FDIC v. AmTrust Financial Corp. (In re AmTrust Financial Corp.)
- Summarized by Anthony Bisconti , Bienert Katzman Littrell Williams LLP
- 13 years 5 months ago
- Citation:
- No. 1:10-cv-1298 (6th Cir. Sept. 14, 2012)
- Tag(s):
-
- Ruling:
- In AFFIRMING the district court, the Sixth Circuit Court of Appeals found that language in a stipulated cease-and-desist order requiring a parent corporation to "ensure" that its subsidiary, a bank, maintain certain ratios was ambiguous, and it was also ambiguous with respect to the entity it supposedly obligated (whether it was the parent, the board of the parent, or the subsidiary). The Court further found that based on a totality of the evidence considered, the district court did not commit error in determining that the cease-and-desist order was not intended to be a commitment of the parent corporation to maintain the capital of the subsidiary bank entitling the FDIC to payment under 11 U.S.C. 365(o).
- Procedural context:
- AmTrust Financial Corporation ("AFC") filed for bankruptcy in 2009 and the FDIC was appointed receiver of AFC's subsidiary, AmTrust Bank (the "Bank"). The FDIC sought payment from AFC pursuant to 11 U.S.C. 365(o), arguing that AFC committed "to maintain the capital of an insured depository institution" by agreeing to entry of a cease-and-desist order ("C&D") requiring its board to ensure that the Bank maintained capital ratios of 7% and 12%. The parties filed cross-motions for summary judgment, which the district court denied, finding that the C&D was ambiguous. After an advisory-jury trial, the court found that the C&D order was not a capital maintenance commitment under 11 U.S.C. 365(o). The FDIC appealed both rulings.
- Facts:
- Beginning in 2008, the Office of Thrift Supervision ("OTS") determined that the Bank faced significant future risk due to its assets, which were mainly poor-performing mortgage and loan portfolios. OTS had concerns about the Bank's capital levels. AFC planned to issue stock and contribute $240 million to the Bank by September 30, 2008, but this fell through and AFC did not make the expected contribution. OTS presented AFC and the Bank with proposed C&Ds requiring the Bank to "have and maintain" "(I) a Tier 1 (Core) Capital Ratio of at least seven percent (7%) and (ii) a Total Risk-Based Capital Ration of at least twelve percent (12%)." AFC's C&D required "the Holding Company" to submit "a detailed capital plan" to attain the required ratios and required AFC's board to "ensure that [the Bank] complies..." The boards of both AFC and the Bank stipulated to issuance of the C&Ds.

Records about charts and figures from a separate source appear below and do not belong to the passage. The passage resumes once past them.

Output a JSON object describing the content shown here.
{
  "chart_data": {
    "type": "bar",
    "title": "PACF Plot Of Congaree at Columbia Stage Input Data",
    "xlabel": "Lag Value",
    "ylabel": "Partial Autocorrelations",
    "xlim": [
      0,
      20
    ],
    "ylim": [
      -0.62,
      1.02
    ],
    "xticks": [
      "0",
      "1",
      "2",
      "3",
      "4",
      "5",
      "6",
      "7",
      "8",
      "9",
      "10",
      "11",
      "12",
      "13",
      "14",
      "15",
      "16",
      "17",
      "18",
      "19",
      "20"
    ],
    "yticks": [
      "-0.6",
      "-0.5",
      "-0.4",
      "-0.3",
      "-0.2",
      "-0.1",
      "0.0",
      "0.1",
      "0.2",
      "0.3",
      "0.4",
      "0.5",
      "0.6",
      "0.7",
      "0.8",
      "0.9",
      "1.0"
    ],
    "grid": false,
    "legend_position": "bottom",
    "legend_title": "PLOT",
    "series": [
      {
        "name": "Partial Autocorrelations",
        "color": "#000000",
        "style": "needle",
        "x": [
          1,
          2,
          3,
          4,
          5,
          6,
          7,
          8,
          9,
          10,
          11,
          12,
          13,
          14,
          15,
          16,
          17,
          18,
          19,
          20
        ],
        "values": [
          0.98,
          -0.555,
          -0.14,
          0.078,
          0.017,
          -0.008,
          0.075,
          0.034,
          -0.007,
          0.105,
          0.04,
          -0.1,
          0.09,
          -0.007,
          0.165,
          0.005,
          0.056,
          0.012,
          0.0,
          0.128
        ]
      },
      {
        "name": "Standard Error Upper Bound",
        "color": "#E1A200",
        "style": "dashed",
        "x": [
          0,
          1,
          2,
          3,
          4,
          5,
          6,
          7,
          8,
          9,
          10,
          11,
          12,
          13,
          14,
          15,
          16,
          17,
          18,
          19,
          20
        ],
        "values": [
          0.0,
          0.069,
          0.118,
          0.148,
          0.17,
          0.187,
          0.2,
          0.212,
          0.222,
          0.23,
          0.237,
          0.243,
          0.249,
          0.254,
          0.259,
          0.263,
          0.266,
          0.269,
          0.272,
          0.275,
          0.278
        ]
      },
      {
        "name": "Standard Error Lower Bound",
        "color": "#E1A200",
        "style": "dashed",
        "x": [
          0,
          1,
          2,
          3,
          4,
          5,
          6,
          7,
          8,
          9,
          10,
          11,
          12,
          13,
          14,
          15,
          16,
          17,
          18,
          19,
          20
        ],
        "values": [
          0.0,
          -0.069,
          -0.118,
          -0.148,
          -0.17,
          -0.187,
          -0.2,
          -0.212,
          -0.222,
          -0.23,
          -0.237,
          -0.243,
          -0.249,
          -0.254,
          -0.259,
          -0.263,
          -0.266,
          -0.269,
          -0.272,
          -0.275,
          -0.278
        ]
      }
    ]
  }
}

Certain note-holders contacted AFC and claimed that it violated their note purchase agreement by failing to keep adequate capital in the Bank. The ratios in the C&D were not met by the deadline, and OTS stated that "the holding company and bank were not in compliance." The Bank's condition continued to deteriorate, and AFC filed chapter 11 on November 30, 2009. The FDIC became receiver of the Bank four days later.
- Judge(s):
- Martin and Daughtrey, Circuit Judges; Maloney, District Judge sitting by designation.